March 5, 2021

Accounting Board to Seek Comments on Rotating Auditors

The regulatory body, the Public Company Accounting Oversight Board, voted unanimously to seek comment over the next four months on a concept known as mandatory audit firm rotation. The practice would limit the number of consecutive years that an accounting firm could audit the books of a publicly traded company.

The proposal is the third significant measure that the accounting board, created in 2002 as part of the Sarbanes-Oxley Act, has begun to examine in an effort to give investors greater certainty that auditors are in fact doing their job — something that was not always clear after the 2008 financial crisis, the Enron collapse and other recent accounting failures.

“The reason to consider auditor term limits is that they may reduce the pressure auditors face to develop and protect long-term client relationships to the detriment of investors and our capital markets,” said James R. Doty, the chairman of accounting oversight board and an advocate of the idea.

In part, he said, those pressures exist because of “the fundamental conflict of the audit client paying the auditor,” which could create incentives for the auditor to render a favorable, yet misleading, opinion.

Some other members of the five-person board voiced doubts about the concept, however, saying that the cost of getting new auditors up to speed on large companies every few years would burden both the company being audited and the accounting firms.

“I have serious doubts that mandatory rotation is a practical or cost-effective way of strengthening independence,” said Daniel L. Goelzer, who is one of the board’s two certified public accountants. While he recognizes the potential for auditor bias in favor of a client, Mr. Goelzer said, “there are already powerful forces built into public company auditing to foster and maintain independence.”

The board has asked for comments on how to improve auditor independence to be submitted by Dec. 14. It also plans a public meeting to discuss the proposal in March. Any rule approved by the board also has to be approved by the Securities and Exchange Commission to take effect.

Mandatory audit firm rotation has been considered at various times since the 1970s. Most recently, in 2002, Congress considered including it in the Sarbanes-Oxley legislation, but decided instead to require a report on the topic by the General Accounting Office (now called the Government Accountability Office). The act did require auditors to rotate the partner in charge of a company’s audit every five years.

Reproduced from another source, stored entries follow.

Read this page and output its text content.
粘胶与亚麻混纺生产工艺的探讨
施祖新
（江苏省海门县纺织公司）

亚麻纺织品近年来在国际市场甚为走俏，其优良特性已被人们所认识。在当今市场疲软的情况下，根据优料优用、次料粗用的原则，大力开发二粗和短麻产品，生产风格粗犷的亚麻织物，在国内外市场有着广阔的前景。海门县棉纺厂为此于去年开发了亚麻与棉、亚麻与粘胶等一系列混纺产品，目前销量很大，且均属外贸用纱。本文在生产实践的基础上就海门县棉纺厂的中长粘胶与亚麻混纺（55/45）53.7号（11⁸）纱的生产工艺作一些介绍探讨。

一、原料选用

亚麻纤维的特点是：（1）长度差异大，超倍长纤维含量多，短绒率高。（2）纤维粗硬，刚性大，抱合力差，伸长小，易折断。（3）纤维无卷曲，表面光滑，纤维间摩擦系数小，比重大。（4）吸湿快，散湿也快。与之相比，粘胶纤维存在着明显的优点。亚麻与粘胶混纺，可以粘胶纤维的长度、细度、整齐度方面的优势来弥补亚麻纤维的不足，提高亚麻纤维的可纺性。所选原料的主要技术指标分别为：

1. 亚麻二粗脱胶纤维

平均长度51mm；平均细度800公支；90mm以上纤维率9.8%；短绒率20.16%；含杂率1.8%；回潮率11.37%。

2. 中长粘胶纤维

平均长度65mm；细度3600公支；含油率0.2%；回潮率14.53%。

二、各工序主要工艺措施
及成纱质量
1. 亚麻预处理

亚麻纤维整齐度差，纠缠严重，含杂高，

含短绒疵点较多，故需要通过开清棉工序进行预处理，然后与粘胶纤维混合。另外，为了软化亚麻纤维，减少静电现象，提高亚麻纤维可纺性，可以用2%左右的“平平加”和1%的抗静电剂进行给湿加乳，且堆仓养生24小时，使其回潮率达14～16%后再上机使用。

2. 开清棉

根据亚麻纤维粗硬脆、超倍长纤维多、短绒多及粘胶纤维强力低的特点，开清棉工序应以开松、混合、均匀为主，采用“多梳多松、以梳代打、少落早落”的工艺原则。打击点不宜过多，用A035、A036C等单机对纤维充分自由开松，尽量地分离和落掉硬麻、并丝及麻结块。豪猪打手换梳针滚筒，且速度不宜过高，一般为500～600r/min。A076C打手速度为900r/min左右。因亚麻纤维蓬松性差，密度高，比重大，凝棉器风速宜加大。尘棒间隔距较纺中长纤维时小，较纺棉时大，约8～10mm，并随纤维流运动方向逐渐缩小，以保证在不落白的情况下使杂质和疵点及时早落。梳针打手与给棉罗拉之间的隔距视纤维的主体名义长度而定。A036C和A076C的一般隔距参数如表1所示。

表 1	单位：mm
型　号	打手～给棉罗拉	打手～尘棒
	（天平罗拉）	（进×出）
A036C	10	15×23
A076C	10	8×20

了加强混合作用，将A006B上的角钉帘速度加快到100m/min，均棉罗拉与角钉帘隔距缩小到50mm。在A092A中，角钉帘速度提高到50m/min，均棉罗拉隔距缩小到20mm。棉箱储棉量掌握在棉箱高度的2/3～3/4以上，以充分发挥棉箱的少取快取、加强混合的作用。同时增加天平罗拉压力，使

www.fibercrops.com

The G.A.O. report, issued in 2003, found that “mandatory audit firm rotation may not be the most efficient way to enhance auditor independence and audit quality.” Firms also estimated that first-year auditing costs would rise by 20 percent as a new auditor got up to speed on a company.

But the report also said that the board would need to consider the results of its reviews of audits and auditing firms to determine whether more needed to be done, particularly in cases where a company had used the same auditor for decades.

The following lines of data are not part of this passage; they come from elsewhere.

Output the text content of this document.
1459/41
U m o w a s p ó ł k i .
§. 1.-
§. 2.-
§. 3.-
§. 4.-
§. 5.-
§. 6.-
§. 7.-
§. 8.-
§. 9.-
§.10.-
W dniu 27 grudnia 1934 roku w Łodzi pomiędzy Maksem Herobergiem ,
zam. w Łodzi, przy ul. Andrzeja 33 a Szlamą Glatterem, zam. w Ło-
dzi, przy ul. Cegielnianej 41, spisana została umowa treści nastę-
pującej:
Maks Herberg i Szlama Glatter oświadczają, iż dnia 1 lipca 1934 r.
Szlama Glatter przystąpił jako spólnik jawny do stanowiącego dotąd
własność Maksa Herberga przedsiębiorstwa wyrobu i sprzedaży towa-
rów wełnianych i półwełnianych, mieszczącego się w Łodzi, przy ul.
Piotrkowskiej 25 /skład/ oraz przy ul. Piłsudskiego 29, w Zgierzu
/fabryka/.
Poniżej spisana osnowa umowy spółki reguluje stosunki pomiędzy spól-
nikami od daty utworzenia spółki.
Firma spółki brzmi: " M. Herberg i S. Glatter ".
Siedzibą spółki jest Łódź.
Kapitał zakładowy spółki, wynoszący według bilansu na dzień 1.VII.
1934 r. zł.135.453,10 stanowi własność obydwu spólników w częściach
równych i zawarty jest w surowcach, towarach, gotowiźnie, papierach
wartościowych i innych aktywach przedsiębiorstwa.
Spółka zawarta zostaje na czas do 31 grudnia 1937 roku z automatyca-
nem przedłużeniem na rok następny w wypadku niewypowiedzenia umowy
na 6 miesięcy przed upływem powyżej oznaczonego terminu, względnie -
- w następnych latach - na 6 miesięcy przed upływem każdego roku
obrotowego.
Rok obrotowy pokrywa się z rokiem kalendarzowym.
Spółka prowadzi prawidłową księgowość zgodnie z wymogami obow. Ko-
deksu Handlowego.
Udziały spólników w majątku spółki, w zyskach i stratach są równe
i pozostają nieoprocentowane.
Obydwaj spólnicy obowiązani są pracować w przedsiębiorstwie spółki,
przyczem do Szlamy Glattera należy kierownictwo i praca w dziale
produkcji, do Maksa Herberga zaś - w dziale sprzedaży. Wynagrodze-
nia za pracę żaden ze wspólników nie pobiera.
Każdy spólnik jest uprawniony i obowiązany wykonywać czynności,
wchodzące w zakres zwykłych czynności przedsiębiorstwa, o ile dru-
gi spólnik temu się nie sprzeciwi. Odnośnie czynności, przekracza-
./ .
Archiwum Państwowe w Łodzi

Steven B. Harris, a member of the accounting oversight board, said the evidence showed that the Sarbanes-Oxley measures had failed to eliminate “the strong incentives that lead some auditors to serve the interests of the company paying the bills rather than those of investors.”

Eight years of those reviews have revealed “several hundred cases” where “the firm failed to fulfill its fundamental responsibility in the audit — to obtain reasonable assurance about whether the financial statements are free of material misstatement,” according to the board’s release.

In the most recent reporting cycle, ended last year, the board’s inspectors “have also identified more issues than in prior years.”

The board is seeking comments on whether mandatory audit rotation would enhance objectivity among auditors and make them better able to resist management pressure, and if so, what would be an appropriate term length.

Also of interest to the board is whether it might require rotation only for a subset of publicly traded companies, like the largest companies; whether there are enough qualified auditors to permit giant multinational companies to change regularly; and whether the practice would lead to opinion shopping.

Considering mandatory audit rotation is one of three changes in auditing practice that the board is considering. The other proposals also are still in the early stages. One of those, which has already finished its comment period, would require accounting firms to have the partner in charge of an audit sign the firm’s report, much as a company’s executives have to attest to its financial statements.

Another, on which comments are due Sept. 30, would expand the scope of the auditor’s report, which now is little more than a boilerplate statement that the financial information fairly reflects the company’s economic condition.